200,000 voters with disabilities still apprehensive as voting access remains uncertain
By Pedro Correa Henry
After dozens of complaints received from people with disabilities who have faced challenges voting ahead of today’s general elections, the rights group Protection and Advocacy of Voting Access (PAVA) will be present at various polling centers today to ensure some 200,000 citizens have access to their right to vote.
PAVA Interim Defender Gabriel Corchado Méndez said Monday at the State Elections Commission (SEC) Voting Operations Center that the agency could expose itself to serious federal lawsuits for breaches of the Help America Vote Act (HAVA), which seeks to promote, protect and count the votes of every person with a disability. Corchado Méndez said after doing oversight work in various municipalities that polling stations lacked appropriate parking spaces, accessible routes and proper voting booths for the disabled population.

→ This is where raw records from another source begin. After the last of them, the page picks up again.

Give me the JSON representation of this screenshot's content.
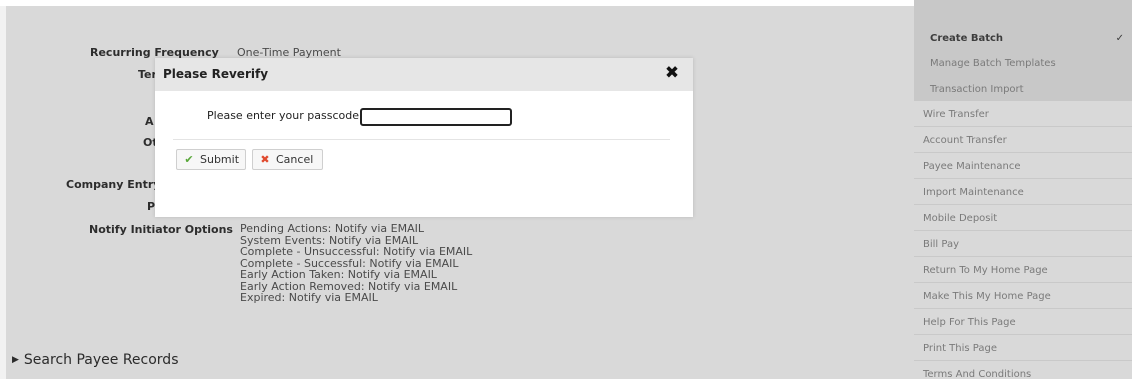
{
  "background_form": {
    "recurring_frequency_label": "Recurring Frequency",
    "recurring_frequency_value": "One-Time Payment",
    "ter_label_partial": "Ter",
    "a_label_partial": "A",
    "ot_label_partial": "Ot",
    "company_entry_label_partial": "Company Entry",
    "p_label_partial": "P",
    "notify_initiator_label": "Notify Initiator Options",
    "notify_items": [
      "Pending Actions: Notify via EMAIL",
      "System Events: Notify via EMAIL",
      "Complete - Unsuccessful: Notify via EMAIL",
      "Complete - Successful: Notify via EMAIL",
      "Early Action Taken: Notify via EMAIL",
      "Early Action Removed: Notify via EMAIL",
      "Expired: Notify via EMAIL"
    ],
    "search_payee_records": "Search Payee Records"
  },
  "sidebar": {
    "subitems": [
      {
        "label": "Create Batch",
        "active": true,
        "marker": "✓"
      },
      {
        "label": "Manage Batch Templates",
        "active": false
      },
      {
        "label": "Transaction Import",
        "active": false
      }
    ],
    "items": [
      {
        "label": "Wire Transfer"
      },
      {
        "label": "Account Transfer"
      },
      {
        "label": "Payee Maintenance"
      },
      {
        "label": "Import Maintenance"
      },
      {
        "label": "Mobile Deposit"
      },
      {
        "label": "Bill Pay"
      },
      {
        "label": "Return To My Home Page"
      },
      {
        "label": "Make This My Home Page"
      },
      {
        "label": "Help For This Page"
      },
      {
        "label": "Print This Page"
      },
      {
        "label": "Terms And Conditions"
      }
    ]
  },
  "modal": {
    "title": "Please Reverify",
    "close_glyph": "✖",
    "prompt": "Please enter your passcode",
    "passcode_value": "",
    "submit_label": "Submit",
    "submit_glyph": "✔",
    "cancel_label": "Cancel",
    "cancel_glyph": "✖"
  },
  "colors": {
    "submit_icon": "#59a83a",
    "cancel_icon": "#e04a2e",
    "overlay_gray": "#d9d9d9"
  }
}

“When we asked electoral officials who were working at the time where the vote-by-phone system was or where the ballots in braille were, they didn’t have it,” Corchado Méndez said.
He requested that SEC Chairman Francisco Rosado Colomer meet with PAVA officials “so this won’t happen again in the general elections.”
Meanwhile, PAVA Director Gabriel Esterich said “the population with disabilities and people who are blind deserve their right to vote.” He emphasized that members of these populations also encountered obstacles to voting during the Puerto Rico Democratic Party Primary and in both rounds of the local primary elections.
“We went to Isabela, Sabana Grande, Las Piedras, Moca, San Juan, Trujillo Alto and Aguada, and we did not see the vote-by-phone system. We are not going to give up and we are going to be available to people with disabilities; we are not going to allow it,” Esterich said. “The SEC had the chance to comply. We do not know if the telephone vote [system] is there. The system is being kept at the Permanent Registration Board; we need them at the polling centers.”
Esterich also called for electoral officials to open up the ballot containers at 9 a.m. sharp “to let every person with a disability vote like people who are enabled,” and so that the SEC is in compliance with the HAVA Act.
Corchado Méndez said meanwhile that voters with disabilities could submit their complaints by calling the hotline 787-945-2116, which will connect callers to the agency’s election monitoring team.
He encouraged citizens to leave a voice message if they are unable to get through.
“The rights of people with disabilities must be fulfilled and that is our mission,” he said.
SEC: HAVA Act requirements are being met
SEC Alternate Chairman Jessika Padilla Rivera told the Star that the agency was able to meet with PAVA twice a day before the elections to ensure the commission’s compliance with the HAVA Act, and that the SEC is “doing their best to attend to everyone.”
Regarding visually impaired and blind voters, Padilla Rivera said there will be some 440 braille ballots and 1,375 voting phones already installed at polling stations, as well as magnifiers to provide visual access. The SEC also has installed posters to identify “easy access polling centers” for the aforementioned populations, she said.
“If a voter can’t reach their polling station due to lack of physical access, electoral officials can activate the protocol to allow citizens to vote from their vehicles,” Padilla Rivera said. “We want to address every concern from this population. We have addressed and solved every issue that has come up through PAVA. We want to be as inclusive as we can with our voters.”
For the deaf community, meanwhile, the SEC has released a series of videos, all done in sign language and available at its official website, to inform deaf voters how they can vote with confidence in the general elections.
“We got started 54 days before the general elections, and we have done the best we can to safeguard citizens’ right to vote,” Padilla Rivera said while offering assurances that the SEC is putting HAVA Act requirements into effect.